No quería ver cómo la humanidad fracasaba de nuevo.

—No lo hagas.

Una voz femenina profanó con elegancia el silencio que reinaba en la azotea. Dulce y melódico; sanador, Piérre tuvo la certeza de que aquel sonido tenía que estar ahí en ese mismo instante, perfectamente encajado en la muda partitura que era esa noche.

—No tenía intención de hacerlo —contestó sin hacer ademán de girarse. Su corazón que hasta entonces creía muerto pareció sacudirse tras las costillas, alentado por la perspectiva de conocer a alguien que pudiese salvarlo de aquel pesimismo que lo invadía desde hacía décadas.

—Cualquiera lo diría. —El descompasado ritmo de sus pasos le hizo intuir que aquella mujer, fuera quien fuese, portaba una pierna biónica antigua o mal ajustada a su forma de caminar—. ¿Qué se te ha perdido aquí?

—Supongo que lo mismo que a ti.

—Entonces estás jodido.

Piérre contempló por el rabillo del ojo a la silueta que se había ido acercando hasta situarse a su lado. A pesar de que en la noche reinaba la casi absoluta oscuridad, el hombre pudo percatarse de su alta estatura y de su complexión atlética. Era una mujer fuerte, sin duda alguna. Probablemente formase parte del ejército de Oceanía y habría perdido la pierna en alguna maniobra de combate, o tal vez en alguna de las escaramuzas que tuvieron contra África durante la implantación de SVERRA I.

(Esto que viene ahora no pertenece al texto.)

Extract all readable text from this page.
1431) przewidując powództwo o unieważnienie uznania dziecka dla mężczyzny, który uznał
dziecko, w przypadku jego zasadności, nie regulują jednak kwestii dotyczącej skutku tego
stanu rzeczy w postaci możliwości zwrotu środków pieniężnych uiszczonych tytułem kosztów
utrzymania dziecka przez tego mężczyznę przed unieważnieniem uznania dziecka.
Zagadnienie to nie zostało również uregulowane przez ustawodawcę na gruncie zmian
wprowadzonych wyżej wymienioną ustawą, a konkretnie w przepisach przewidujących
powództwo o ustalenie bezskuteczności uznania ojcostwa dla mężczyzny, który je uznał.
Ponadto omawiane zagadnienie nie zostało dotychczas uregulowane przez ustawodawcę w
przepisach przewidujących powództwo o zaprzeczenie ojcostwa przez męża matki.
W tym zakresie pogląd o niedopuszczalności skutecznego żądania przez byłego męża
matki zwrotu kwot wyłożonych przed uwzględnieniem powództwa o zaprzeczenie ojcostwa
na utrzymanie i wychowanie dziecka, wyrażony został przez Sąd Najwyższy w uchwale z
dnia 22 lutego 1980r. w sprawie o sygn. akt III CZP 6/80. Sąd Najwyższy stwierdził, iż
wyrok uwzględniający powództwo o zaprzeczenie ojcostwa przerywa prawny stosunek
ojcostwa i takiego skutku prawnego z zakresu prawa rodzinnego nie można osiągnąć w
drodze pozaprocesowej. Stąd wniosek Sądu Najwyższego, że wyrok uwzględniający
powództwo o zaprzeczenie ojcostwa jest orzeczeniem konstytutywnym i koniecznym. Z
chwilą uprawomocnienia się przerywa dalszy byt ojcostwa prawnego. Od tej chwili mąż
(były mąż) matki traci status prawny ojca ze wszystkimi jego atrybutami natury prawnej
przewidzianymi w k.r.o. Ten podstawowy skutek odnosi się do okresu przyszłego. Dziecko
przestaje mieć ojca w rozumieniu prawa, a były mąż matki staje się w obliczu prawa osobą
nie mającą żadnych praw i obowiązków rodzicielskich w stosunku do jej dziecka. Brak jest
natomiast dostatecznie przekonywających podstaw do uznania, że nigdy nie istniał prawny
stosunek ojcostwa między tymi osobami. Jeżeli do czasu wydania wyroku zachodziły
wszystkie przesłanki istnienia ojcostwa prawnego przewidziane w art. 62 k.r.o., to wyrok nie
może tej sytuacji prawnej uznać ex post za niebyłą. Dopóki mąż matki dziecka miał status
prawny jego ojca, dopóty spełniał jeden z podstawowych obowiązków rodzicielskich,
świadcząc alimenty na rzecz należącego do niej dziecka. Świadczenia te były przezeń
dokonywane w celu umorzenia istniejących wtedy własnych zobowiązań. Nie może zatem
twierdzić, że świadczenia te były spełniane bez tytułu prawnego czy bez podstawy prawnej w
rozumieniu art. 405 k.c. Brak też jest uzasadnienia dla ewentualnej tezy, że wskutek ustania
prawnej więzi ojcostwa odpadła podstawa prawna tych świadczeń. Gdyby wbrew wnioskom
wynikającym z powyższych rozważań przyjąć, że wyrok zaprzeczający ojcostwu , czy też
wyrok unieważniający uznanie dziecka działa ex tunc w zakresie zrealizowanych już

—Tienes pinta de subir aquí a menudo. —La voz de la mujer interrumpió sus divagaciones.

—Suelo hacerlo, sí.

—Y tienes pinta de hacerlo solo, a juzgar por lo parco que eres. No te culpo —añadió antes de que Piérre pudiese contestar—, me quedó claro hace tiempo que el diálogo no es el fuerte de tu generación. Si hubieseis dominado el don de la palabra, nada de esto habría terminado ocurriendo y tú no tendrías que estar aquí subido cuestionándote el sentido de la vida. De hecho, si hubieseis sabido conversar yo no estaría aquí ahora mismo.

Atraído por su voz y por aquellas palabras tan enigmáticas, Piérre se vio obligado a girar la cabeza para poder observar a la mujer con detenimiento. Ella parecía estar contemplando el horizonte, más allá de los rascacielos de la ciudad y más allá del mar de Tasmania. No parecía tener cabello, o tal vez lo llevase recogido y la tenue brisa que corría era incapaz de deshacerlo. Tampoco parecía importarle el hecho de encontrarse al borde de una muerte segura; se había posicionado a la misma altura que él y había dejado que las puntas de sus pies saboreasen el abismo.

—Soy Piérre —se escuchó decir.

—Encantada —contestó ella. Piérre reprimió una exclamación de sorpresa al comprobar que las pupilas de aquella mujer brillaban en la oscuridad de manera artificial—. Yo soy Eclipse.
Desvió la mirada al instante, avergonzado. Comprendió que aquel sonido metálico contra el suelo no había sido causado por el mal ajuste de una pierna biónica, si no que su cuerpo entero estaba hecho de aleaciones metálicas y conexiones artificiales. Aquella mujer no era humana.

Una sensación de asco invadió su cuerpo, haciéndolo estremecer de arriba a abajo. ¿Cómo podía haberse sentido atraído por la voz de aquella... cosa? ¿Cómo podía semejante creación poseer una voz tan cautivadora, tan humana?

—Sé lo que estás pensando, Piérre. —Eclipse suspiró, resignada—. No te preocupes, sentirse atraído por mi voz es algo normal, aunque a veces desearía que mi tono fuese agudo y chillón, o tal vez monótono y chirriante como el de un robot del siglo XX. Así no tendría que seguir viendo la vergüenza pintada en vuestras caras cada vez que me miráis.